The instrumentation, too, focuses on dissonance. Working with her long-time engineer and producer Seth Manchester, the album is made primarily with traditional instruments of the Appalachian region – a bowed psaltery, a mountain dulcimer – and early instruments in general, including a banjo played by Providence songwriter J. Mamana, and bells and percussion that Hayter acquired from various places around her house. She also plays the cello (“in a terrible way”), while multi-instrumentalist Ryan Seaton adds his own knowledge of instruments and arrangements native to his home in the Ozarks. In some instances they’re honoured in terms of their original tone and context, while in others they’re subverted – like on penultimate track, Man is Like a Spring Flower, where traditional instruments are used to recreate the feeling of American minimalism in the vein of modern composers like Steve Reich and Philip Glass.

 

Using place “as a kind of artistic constraint”, Hayter also absorbed Mennonite, Amish, monastic and ascetic texts, using their vernacular and vocabulary to talk about her own experiences. Thick with lyrical references to the blood of Christ, disgraced televangelist Jimmy Swaggart, her own physical surroundings – calls to ‘Repent Now Confess Now’ written on barns in Amish Country, a nod to an abandoned mining town where fire has been burning underground since 1962 – and the lore of the Pennsylvania Dutch, Sinner Get Ready combines the personal with the allegorical. And through the lens of the more evangelical sects of Christianity, Hayter looks to God in the absence of hope for justice. “Glorious Father intercede for me/ If I cannot run from you, neither can he,” she sings on I Who Bend the Tall Grasses, the most cacophonous track on the album, and the only one on which she does allow her voice to lash out into a gravelly roar.

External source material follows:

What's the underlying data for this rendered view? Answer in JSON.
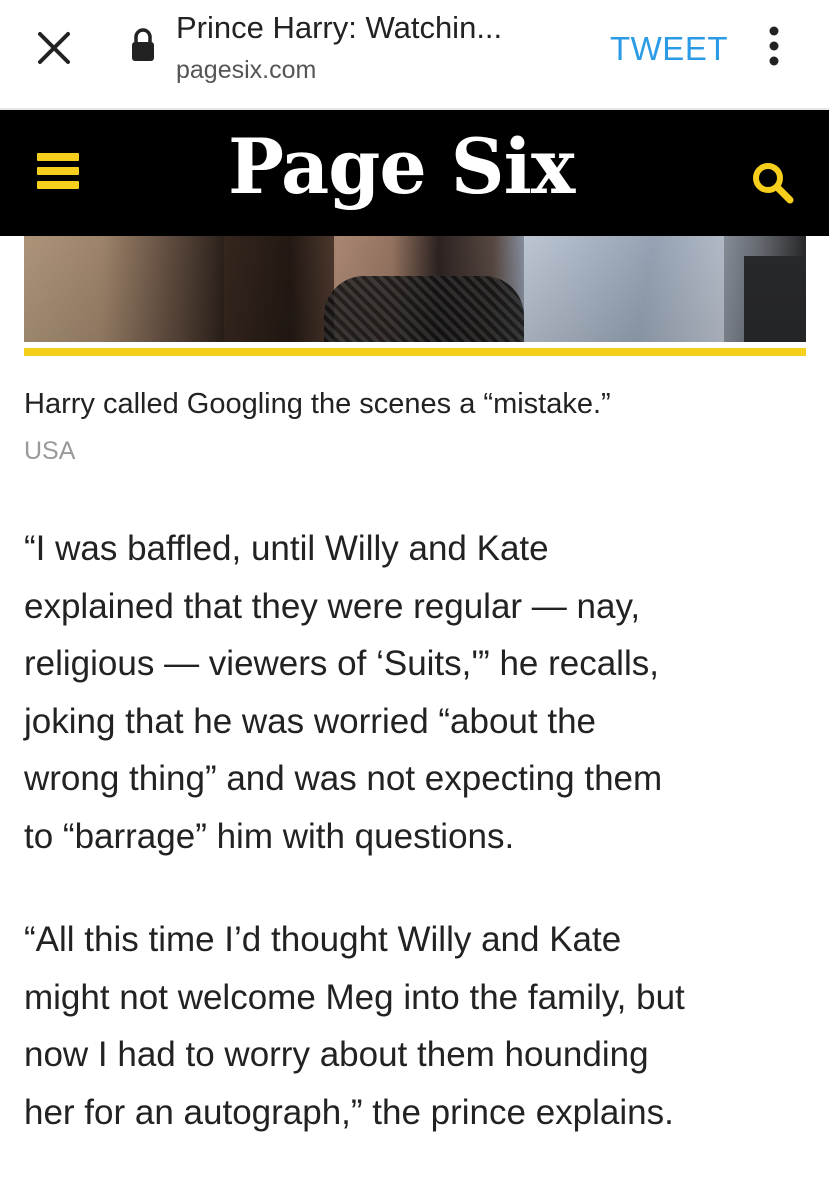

“I’m looking at biblical consequences for behaviour and biblical consequences for betrayal and abandonment,” she explains. “It’s definitely looking at myself and the people around me through the lens of sin, and being good or bad via the tenets of Christianity. It’s thinking about the blood of Jesus as this element that is supposed to wipe free your debts of sin and that, ultimately, trying to absolve yourself is self-seeking. It’s looking at how people manipulate the concepts of being absolved to do further harm.”

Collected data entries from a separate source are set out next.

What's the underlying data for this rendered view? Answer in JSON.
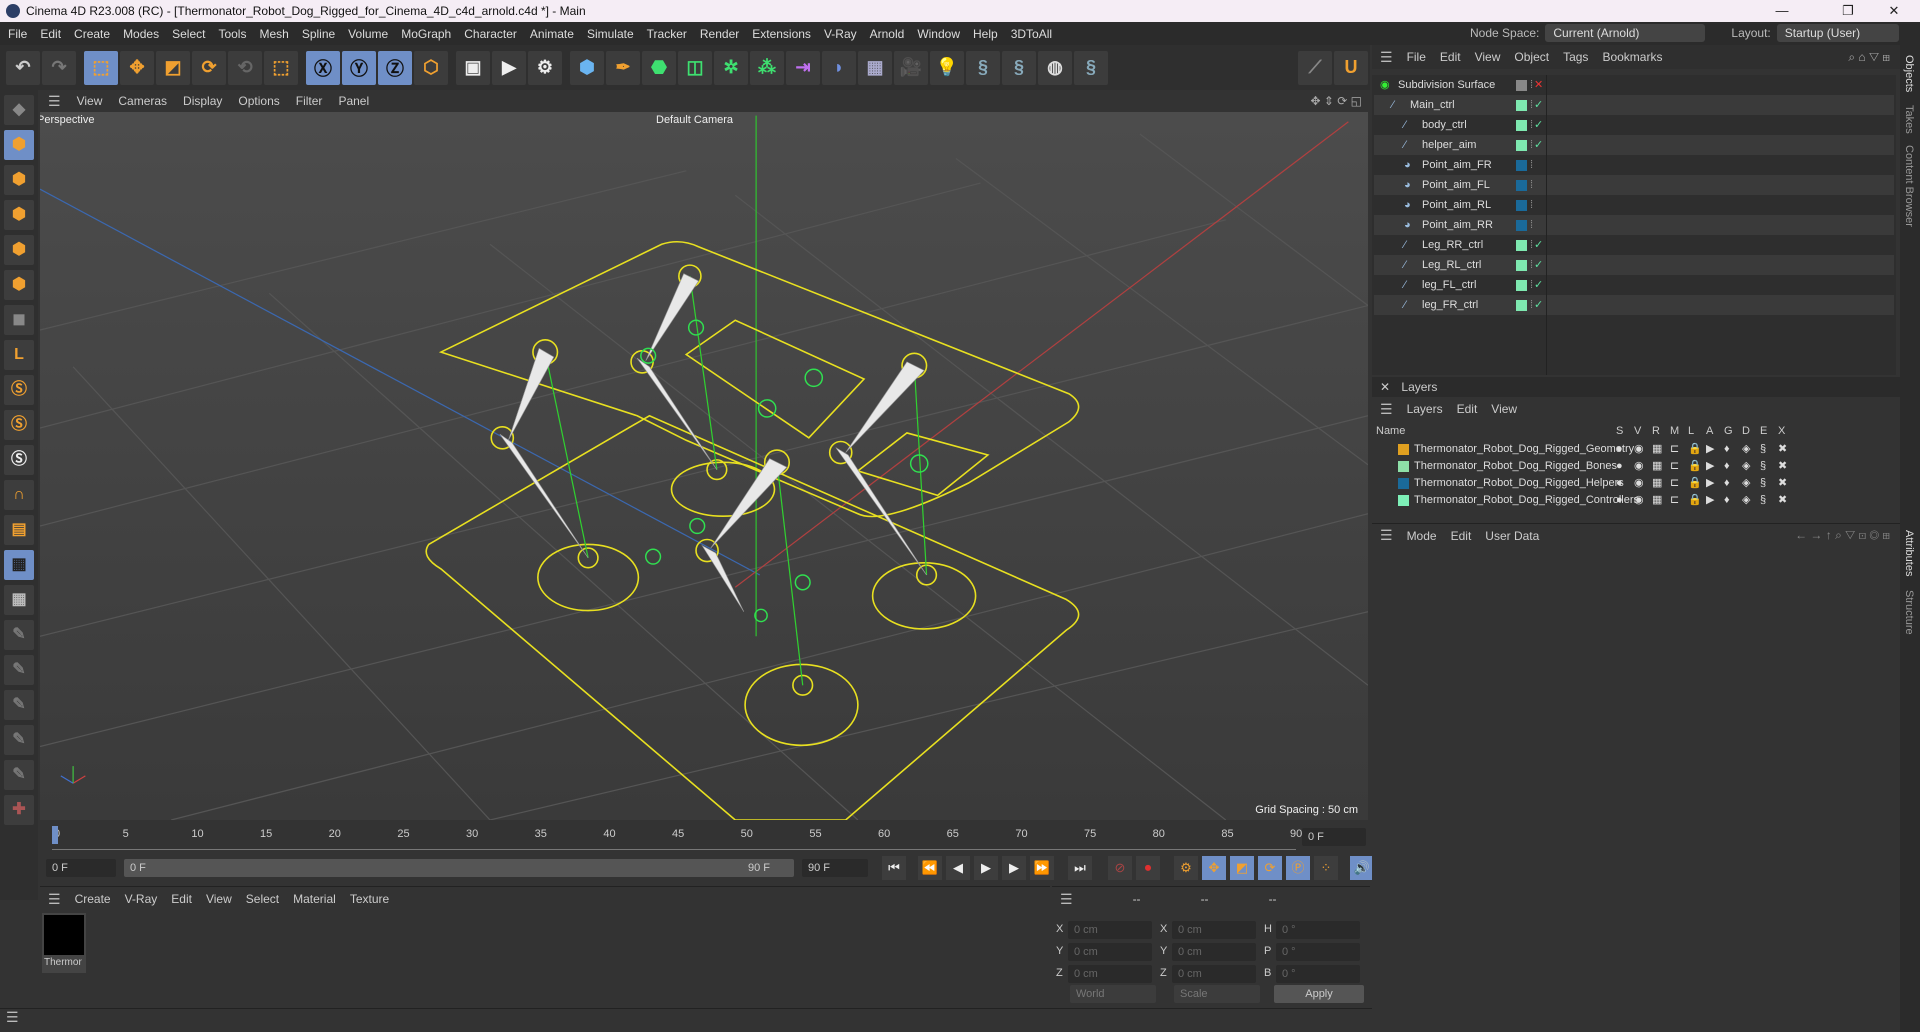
{
  "window": {
    "title": "Cinema 4D R23.008 (RC) - [Thermonator_Robot_Dog_Rigged_for_Cinema_4D_c4d_arnold.c4d *] - Main",
    "minimize": "—",
    "maximize": "❐",
    "close": "✕"
  },
  "menu": [
    "File",
    "Edit",
    "Create",
    "Modes",
    "Select",
    "Tools",
    "Mesh",
    "Spline",
    "Volume",
    "MoGraph",
    "Character",
    "Animate",
    "Simulate",
    "Tracker",
    "Render",
    "Extensions",
    "V-Ray",
    "Arnold",
    "Window",
    "Help",
    "3DToAll"
  ],
  "header": {
    "node_space_label": "Node Space:",
    "node_space_value": "Current (Arnold)",
    "layout_label": "Layout:",
    "layout_value": "Startup (User)"
  },
  "viewport": {
    "menu": [
      "View",
      "Cameras",
      "Display",
      "Options",
      "Filter",
      "Panel"
    ],
    "projection": "Perspective",
    "camera": "Default Camera",
    "grid_spacing": "Grid Spacing : 50 cm"
  },
  "objects": {
    "menu": [
      "File",
      "Edit",
      "View",
      "Object",
      "Tags",
      "Bookmarks"
    ],
    "items": [
      {
        "name": "Subdivision Surface",
        "color": "#888888"
      },
      {
        "name": "Main_ctrl",
        "color": "#7ee8b0"
      },
      {
        "name": "body_ctrl",
        "color": "#7ee8b0"
      },
      {
        "name": "helper_aim",
        "color": "#7ee8b0"
      },
      {
        "name": "Point_aim_FR",
        "color": "#1a6a9a"
      },
      {
        "name": "Point_aim_FL",
        "color": "#1a6a9a"
      },
      {
        "name": "Point_aim_RL",
        "color": "#1a6a9a"
      },
      {
        "name": "Point_aim_RR",
        "color": "#1a6a9a"
      },
      {
        "name": "Leg_RR_ctrl",
        "color": "#7ee8b0"
      },
      {
        "name": "Leg_RL_ctrl",
        "color": "#7ee8b0"
      },
      {
        "name": "leg_FL_ctrl",
        "color": "#7ee8b0"
      },
      {
        "name": "leg_FR_ctrl",
        "color": "#7ee8b0"
      }
    ]
  },
  "side_tabs": [
    "Objects",
    "Takes",
    "Content Browser",
    "Attributes",
    "Structure"
  ],
  "layers": {
    "title": "Layers",
    "menu": [
      "Layers",
      "Edit",
      "View"
    ],
    "columns": [
      "Name",
      "S",
      "V",
      "R",
      "M",
      "L",
      "A",
      "G",
      "D",
      "E",
      "X"
    ],
    "items": [
      {
        "name": "Thermonator_Robot_Dog_Rigged_Geometry",
        "color": "#e0a020"
      },
      {
        "name": "Thermonator_Robot_Dog_Rigged_Bones",
        "color": "#8ee0a8"
      },
      {
        "name": "Thermonator_Robot_Dog_Rigged_Helpers",
        "color": "#1a6a9a"
      },
      {
        "name": "Thermonator_Robot_Dog_Rigged_Controllers",
        "color": "#7ef0b8"
      }
    ]
  },
  "attributes": {
    "menu": [
      "Mode",
      "Edit",
      "User Data"
    ]
  },
  "timeline": {
    "ticks": [
      "0",
      "5",
      "10",
      "15",
      "20",
      "25",
      "30",
      "35",
      "40",
      "45",
      "50",
      "55",
      "60",
      "65",
      "70",
      "75",
      "80",
      "85",
      "90"
    ],
    "current_frame": "0 F",
    "start": "0 F",
    "range_start": "0 F",
    "range_end": "90 F",
    "end": "90 F"
  },
  "materials": {
    "menu": [
      "Create",
      "V-Ray",
      "Edit",
      "View",
      "Select",
      "Material",
      "Texture"
    ],
    "items": [
      {
        "name": "Thermor"
      }
    ]
  },
  "coords": {
    "headers": [
      "--",
      "--",
      "--"
    ],
    "rows": [
      {
        "l1": "X",
        "v1": "0 cm",
        "l2": "X",
        "v2": "0 cm",
        "l3": "H",
        "v3": "0 °"
      },
      {
        "l1": "Y",
        "v1": "0 cm",
        "l2": "Y",
        "v2": "0 cm",
        "l3": "P",
        "v3": "0 °"
      },
      {
        "l1": "Z",
        "v1": "0 cm",
        "l2": "Z",
        "v2": "0 cm",
        "l3": "B",
        "v3": "0 °"
      }
    ],
    "space": "World",
    "mode": "Scale",
    "apply": "Apply"
  }
}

The ending resists the impulse to escalate into something big and climatic. Instead, it does the opposite, attempting to sit with an inability to right the scales – abandoned, as the devout may sometimes feel, by God. Closing track The Solitary Brethren of Ephrata eases into a state of synchronicity, its minimal instrumental and multi-layered vocals ebbing and flowing with the grace of a hymn. In a chorus of devastating harmony with herself, Hayter sings: “No longer shall I wander, ugliness my home/ Loneliness my master, I bow to him alone.”

“I think the record ending in that way is very much about acceptance of a terrible situation, and creating this beauty in a primitive sense that things may not end in a blaze of glory, or in a blaze of cosmic retribution,” says Hayter, taking a final pause to find the right words. “Things might in fact end in a much darker and sadder way, and I think it’s about accepting that or deciding to let go. At least a little bit.”